Симпсону уже становилось не по себе. Он ответил, начиная заводиться:
– Я читаю современные романы. Не думаю, что возьму в руки роман десятого века – если они вообще существуют.
Прествик достал старомодную книгу в бумажной обложке и поднял яркость своего фонарика.
– Генри, ничего, если я тебе кое-что прочитаю вслух? Это про одну женщину времен двенадцатого столетия, хотя биография написана позднее, после ее смерти. Вот взял с собой, и это при том, что пару раз ее уже читал. А все потому, что здесь описана разительно иная жизнь. Все по-другому и в то же время похоже… Ее звали Кристина Маркиэйтская.
– Не удивляйся, если я засну, – предупредил Симпсон.
– Ничего, если что, взбодрю пинками.

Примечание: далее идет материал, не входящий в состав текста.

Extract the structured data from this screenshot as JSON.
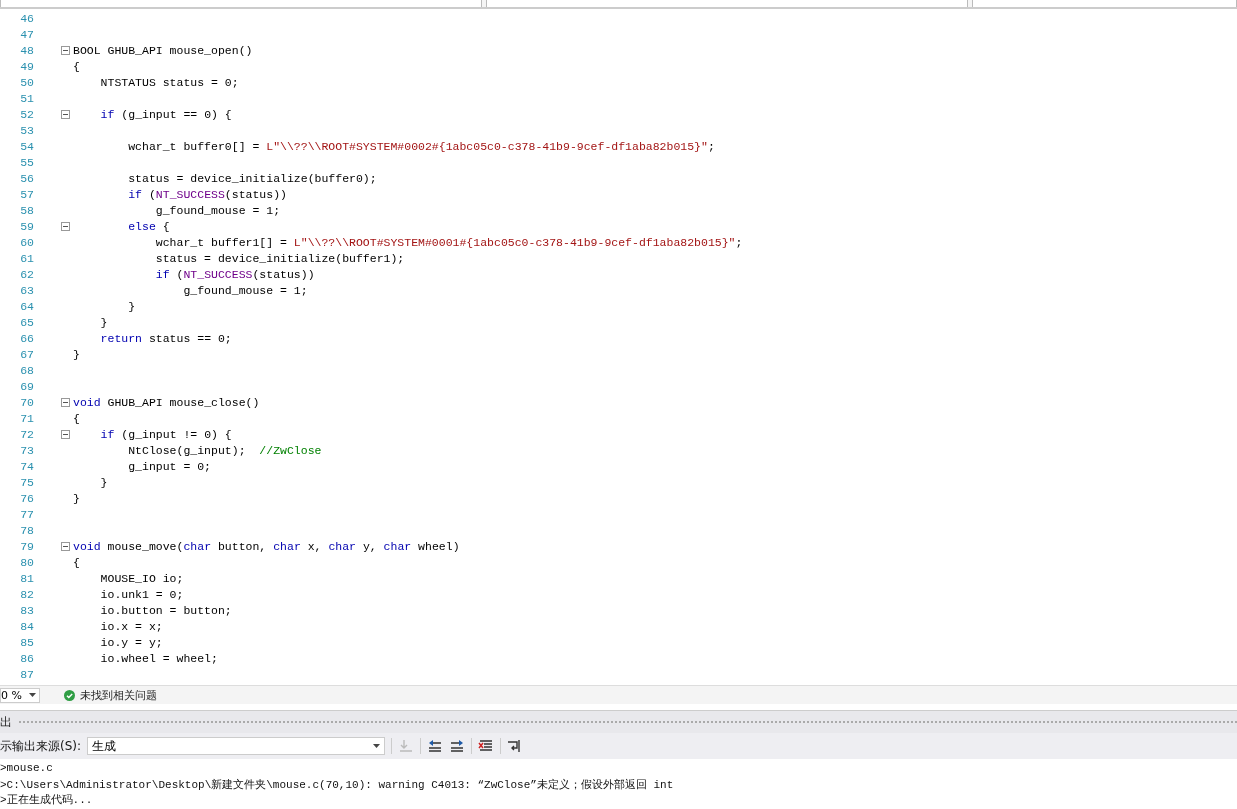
{
  "editor": {
    "lines": [
      {
        "num": "46",
        "fold": false
      },
      {
        "num": "47",
        "fold": false
      },
      {
        "num": "48",
        "fold": true,
        "tokens": [
          {
            "kind": "plain",
            "text": "BOOL GHUB_API mouse_open()"
          }
        ]
      },
      {
        "num": "49",
        "fold": false,
        "tokens": [
          {
            "kind": "plain",
            "text": "{"
          }
        ]
      },
      {
        "num": "50",
        "fold": false,
        "tokens": [
          {
            "kind": "plain",
            "text": "    NTSTATUS status = 0;"
          }
        ]
      },
      {
        "num": "51",
        "fold": false
      },
      {
        "num": "52",
        "fold": true,
        "tokens": [
          {
            "kind": "kw",
            "text": "    if"
          },
          {
            "kind": "plain",
            "text": " (g_input == 0) {"
          }
        ]
      },
      {
        "num": "53",
        "fold": false
      },
      {
        "num": "54",
        "fold": false,
        "tokens": [
          {
            "kind": "plain",
            "text": "        wchar_t buffer0[] = "
          },
          {
            "kind": "str",
            "text": "L\"\\\\??\\\\ROOT#SYSTEM#0002#{1abc05c0-c378-41b9-9cef-df1aba82b015}\""
          },
          {
            "kind": "plain",
            "text": ";"
          }
        ]
      },
      {
        "num": "55",
        "fold": false
      },
      {
        "num": "56",
        "fold": false,
        "tokens": [
          {
            "kind": "plain",
            "text": "        status = device_initialize(buffer0);"
          }
        ]
      },
      {
        "num": "57",
        "fold": false,
        "tokens": [
          {
            "kind": "kw",
            "text": "        if"
          },
          {
            "kind": "plain",
            "text": " ("
          },
          {
            "kind": "macro",
            "text": "NT_SUCCESS"
          },
          {
            "kind": "plain",
            "text": "(status))"
          }
        ]
      },
      {
        "num": "58",
        "fold": false,
        "tokens": [
          {
            "kind": "plain",
            "text": "            g_found_mouse = 1;"
          }
        ]
      },
      {
        "num": "59",
        "fold": true,
        "tokens": [
          {
            "kind": "kw",
            "text": "        else"
          },
          {
            "kind": "plain",
            "text": " {"
          }
        ]
      },
      {
        "num": "60",
        "fold": false,
        "tokens": [
          {
            "kind": "plain",
            "text": "            wchar_t buffer1[] = "
          },
          {
            "kind": "str",
            "text": "L\"\\\\??\\\\ROOT#SYSTEM#0001#{1abc05c0-c378-41b9-9cef-df1aba82b015}\""
          },
          {
            "kind": "plain",
            "text": ";"
          }
        ]
      },
      {
        "num": "61",
        "fold": false,
        "tokens": [
          {
            "kind": "plain",
            "text": "            status = device_initialize(buffer1);"
          }
        ]
      },
      {
        "num": "62",
        "fold": false,
        "tokens": [
          {
            "kind": "kw",
            "text": "            if"
          },
          {
            "kind": "plain",
            "text": " ("
          },
          {
            "kind": "macro",
            "text": "NT_SUCCESS"
          },
          {
            "kind": "plain",
            "text": "(status))"
          }
        ]
      },
      {
        "num": "63",
        "fold": false,
        "tokens": [
          {
            "kind": "plain",
            "text": "                g_found_mouse = 1;"
          }
        ]
      },
      {
        "num": "64",
        "fold": false,
        "tokens": [
          {
            "kind": "plain",
            "text": "        }"
          }
        ]
      },
      {
        "num": "65",
        "fold": false,
        "tokens": [
          {
            "kind": "plain",
            "text": "    }"
          }
        ]
      },
      {
        "num": "66",
        "fold": false,
        "tokens": [
          {
            "kind": "kw",
            "text": "    return"
          },
          {
            "kind": "plain",
            "text": " status == 0;"
          }
        ]
      },
      {
        "num": "67",
        "fold": false,
        "tokens": [
          {
            "kind": "plain",
            "text": "}"
          }
        ]
      },
      {
        "num": "68",
        "fold": false
      },
      {
        "num": "69",
        "fold": false
      },
      {
        "num": "70",
        "fold": true,
        "tokens": [
          {
            "kind": "kw",
            "text": "void"
          },
          {
            "kind": "plain",
            "text": " GHUB_API mouse_close()"
          }
        ]
      },
      {
        "num": "71",
        "fold": false,
        "tokens": [
          {
            "kind": "plain",
            "text": "{"
          }
        ]
      },
      {
        "num": "72",
        "fold": true,
        "tokens": [
          {
            "kind": "kw",
            "text": "    if"
          },
          {
            "kind": "plain",
            "text": " (g_input != 0) {"
          }
        ]
      },
      {
        "num": "73",
        "fold": false,
        "tokens": [
          {
            "kind": "plain",
            "text": "        NtClose(g_input);  "
          },
          {
            "kind": "comment",
            "text": "//ZwClose"
          }
        ]
      },
      {
        "num": "74",
        "fold": false,
        "tokens": [
          {
            "kind": "plain",
            "text": "        g_input = 0;"
          }
        ]
      },
      {
        "num": "75",
        "fold": false,
        "tokens": [
          {
            "kind": "plain",
            "text": "    }"
          }
        ]
      },
      {
        "num": "76",
        "fold": false,
        "tokens": [
          {
            "kind": "plain",
            "text": "}"
          }
        ]
      },
      {
        "num": "77",
        "fold": false
      },
      {
        "num": "78",
        "fold": false
      },
      {
        "num": "79",
        "fold": true,
        "tokens": [
          {
            "kind": "kw",
            "text": "void"
          },
          {
            "kind": "plain",
            "text": " mouse_move("
          },
          {
            "kind": "kw",
            "text": "char"
          },
          {
            "kind": "plain",
            "text": " button, "
          },
          {
            "kind": "kw",
            "text": "char"
          },
          {
            "kind": "plain",
            "text": " x, "
          },
          {
            "kind": "kw",
            "text": "char"
          },
          {
            "kind": "plain",
            "text": " y, "
          },
          {
            "kind": "kw",
            "text": "char"
          },
          {
            "kind": "plain",
            "text": " wheel)"
          }
        ]
      },
      {
        "num": "80",
        "fold": false,
        "tokens": [
          {
            "kind": "plain",
            "text": "{"
          }
        ]
      },
      {
        "num": "81",
        "fold": false,
        "tokens": [
          {
            "kind": "plain",
            "text": "    MOUSE_IO io;"
          }
        ]
      },
      {
        "num": "82",
        "fold": false,
        "tokens": [
          {
            "kind": "plain",
            "text": "    io.unk1 = 0;"
          }
        ]
      },
      {
        "num": "83",
        "fold": false,
        "tokens": [
          {
            "kind": "plain",
            "text": "    io.button = button;"
          }
        ]
      },
      {
        "num": "84",
        "fold": false,
        "tokens": [
          {
            "kind": "plain",
            "text": "    io.x = x;"
          }
        ]
      },
      {
        "num": "85",
        "fold": false,
        "tokens": [
          {
            "kind": "plain",
            "text": "    io.y = y;"
          }
        ]
      },
      {
        "num": "86",
        "fold": false,
        "tokens": [
          {
            "kind": "plain",
            "text": "    io.wheel = wheel;"
          }
        ]
      },
      {
        "num": "87",
        "fold": false
      }
    ]
  },
  "status_bar": {
    "zoom": "0 %",
    "issues": "未找到相关问题"
  },
  "output": {
    "title": "出",
    "source_label": "示输出来源(S):",
    "source_value": "生成",
    "lines": [
      ">mouse.c",
      ">C:\\Users\\Administrator\\Desktop\\新建文件夹\\mouse.c(70,10): warning C4013: “ZwClose”未定义；假设外部返回 int",
      ">正在生成代码..."
    ]
  }
}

Так вот эта юная особа, нареченная при рождении, между прочим, Феодорой, прожила свою жизнь девственницей. Не как нынче, не как моя Кармен. Не важно. В общем, ей так хотелось. И вот она стала невестой Христовой. Пусть даже сам Он не обращал на нее никакого внимания… Девушка она была умная, самостоятельная, но родителям – точь-в-точь как сейчас – втемяшилось в голову замужество. Обручили нашу глубоко религиозную скромницу с неким Беортредом, причем хитростью. Она и поклялась, что ни за что не даст себя испоганить.